I think that, also, right now, we know that, for next September, it won't be easy to change the way we place workers, hein, you know, the Bill 33. So it's part of the game. So, we think that, starting at the end of September, it will be easier for both parties to find a compromise. And we'll have to make sure that we keep pressure on both of them. If we give salary increases to unions, they don't have anymore pressure on them. So, we have to keep pressure on both of the parties.

Journaliste : So, the pressure is, after a year, if they don't agree, there could be a new walkout or lockout situation?

M. Legault : I think that, then, we can see many changes, including a Government change. But I think that right now it's important to tell both parties that they have to come to an agreement for the benefit of workers and of the Québec economy.

Journaliste : Why do think that the PQ has no choice but to accept what you and the Liberals are asking? Could you just spell out...

M. Legault : Because there is a minority Government and two of the three parties agree on a position, so they have no choice but to accept the position of the majority.

Journaliste : Could you just explain here the estimate of the cost of the strike? You said 1.2 billion, you gave some numbers. Could you say where you got that?

M. Legault : OK. First, we know that all investments in construction are at a level of about $50 billion a year, so it means over 1 billion per week. And we know that, during summer, we have more than the average of the work done. But right now we only have industrial sector who is in strike, still in strike. For this sector, we talk at about $200 million a week. So, right now, if it continues... and this second week cost us a lot of money. So, we think that it's unacceptable. We cannot afford that. The Québec economy cannot afford this kind of loss. So, we have no choice but to find a solution, but not a solution for four years that wouldn't solve anything. OK?

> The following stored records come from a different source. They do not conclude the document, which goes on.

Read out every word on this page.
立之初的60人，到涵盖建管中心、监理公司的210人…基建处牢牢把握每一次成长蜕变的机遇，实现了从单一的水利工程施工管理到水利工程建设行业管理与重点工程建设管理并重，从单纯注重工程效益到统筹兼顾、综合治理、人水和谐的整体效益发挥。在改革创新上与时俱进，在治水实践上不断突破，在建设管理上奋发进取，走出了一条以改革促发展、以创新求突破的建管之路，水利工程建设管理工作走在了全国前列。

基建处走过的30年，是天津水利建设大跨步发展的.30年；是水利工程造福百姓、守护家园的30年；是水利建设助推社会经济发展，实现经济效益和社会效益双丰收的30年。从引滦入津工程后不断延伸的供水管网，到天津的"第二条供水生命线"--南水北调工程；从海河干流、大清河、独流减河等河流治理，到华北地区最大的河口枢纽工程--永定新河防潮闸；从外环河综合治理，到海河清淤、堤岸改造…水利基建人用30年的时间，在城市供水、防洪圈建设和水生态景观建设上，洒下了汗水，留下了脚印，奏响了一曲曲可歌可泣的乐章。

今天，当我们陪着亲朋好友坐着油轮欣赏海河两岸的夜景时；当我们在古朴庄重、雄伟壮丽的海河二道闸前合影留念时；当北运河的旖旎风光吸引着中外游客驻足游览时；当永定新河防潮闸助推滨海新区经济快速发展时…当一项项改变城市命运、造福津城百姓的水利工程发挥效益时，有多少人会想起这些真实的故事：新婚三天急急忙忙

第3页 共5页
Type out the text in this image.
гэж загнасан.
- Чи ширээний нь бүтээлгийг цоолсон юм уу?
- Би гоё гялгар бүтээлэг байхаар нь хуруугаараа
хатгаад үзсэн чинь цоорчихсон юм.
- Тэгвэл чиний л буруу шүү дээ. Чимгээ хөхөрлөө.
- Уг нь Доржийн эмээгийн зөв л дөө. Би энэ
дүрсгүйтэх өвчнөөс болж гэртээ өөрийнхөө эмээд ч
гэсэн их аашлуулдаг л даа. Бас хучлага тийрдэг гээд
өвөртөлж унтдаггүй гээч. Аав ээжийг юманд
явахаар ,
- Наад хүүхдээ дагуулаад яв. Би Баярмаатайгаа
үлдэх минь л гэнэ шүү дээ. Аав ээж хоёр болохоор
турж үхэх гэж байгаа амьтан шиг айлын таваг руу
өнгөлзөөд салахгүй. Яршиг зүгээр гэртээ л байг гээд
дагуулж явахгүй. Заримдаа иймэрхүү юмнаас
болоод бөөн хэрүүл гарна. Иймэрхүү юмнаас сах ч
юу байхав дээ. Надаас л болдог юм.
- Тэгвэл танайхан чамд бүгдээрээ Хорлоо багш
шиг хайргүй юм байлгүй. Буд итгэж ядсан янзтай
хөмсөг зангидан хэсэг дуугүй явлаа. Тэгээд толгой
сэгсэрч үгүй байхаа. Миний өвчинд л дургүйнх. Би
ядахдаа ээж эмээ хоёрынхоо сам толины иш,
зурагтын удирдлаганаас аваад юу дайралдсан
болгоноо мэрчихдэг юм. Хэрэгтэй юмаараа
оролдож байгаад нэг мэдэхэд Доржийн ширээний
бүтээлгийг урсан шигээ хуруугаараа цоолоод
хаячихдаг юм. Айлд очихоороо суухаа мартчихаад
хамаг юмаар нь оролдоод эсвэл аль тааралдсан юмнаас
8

Le Modérateur : The last question.

Journaliste : This may sound like a silly procedural question, but how likely do you think it would be, at the end of this night, if you and the Liberals push through your amendments, the Government doesn't like them, we move to the process for the Government to just simply blow up it's own bill at the end of the evening...

M. Legault : I think, from what they told me, they cannot blow up their own bill. So, I think that right now we have a majority of the MNAs on the same side, it should be voted before the end of the day. Thank you.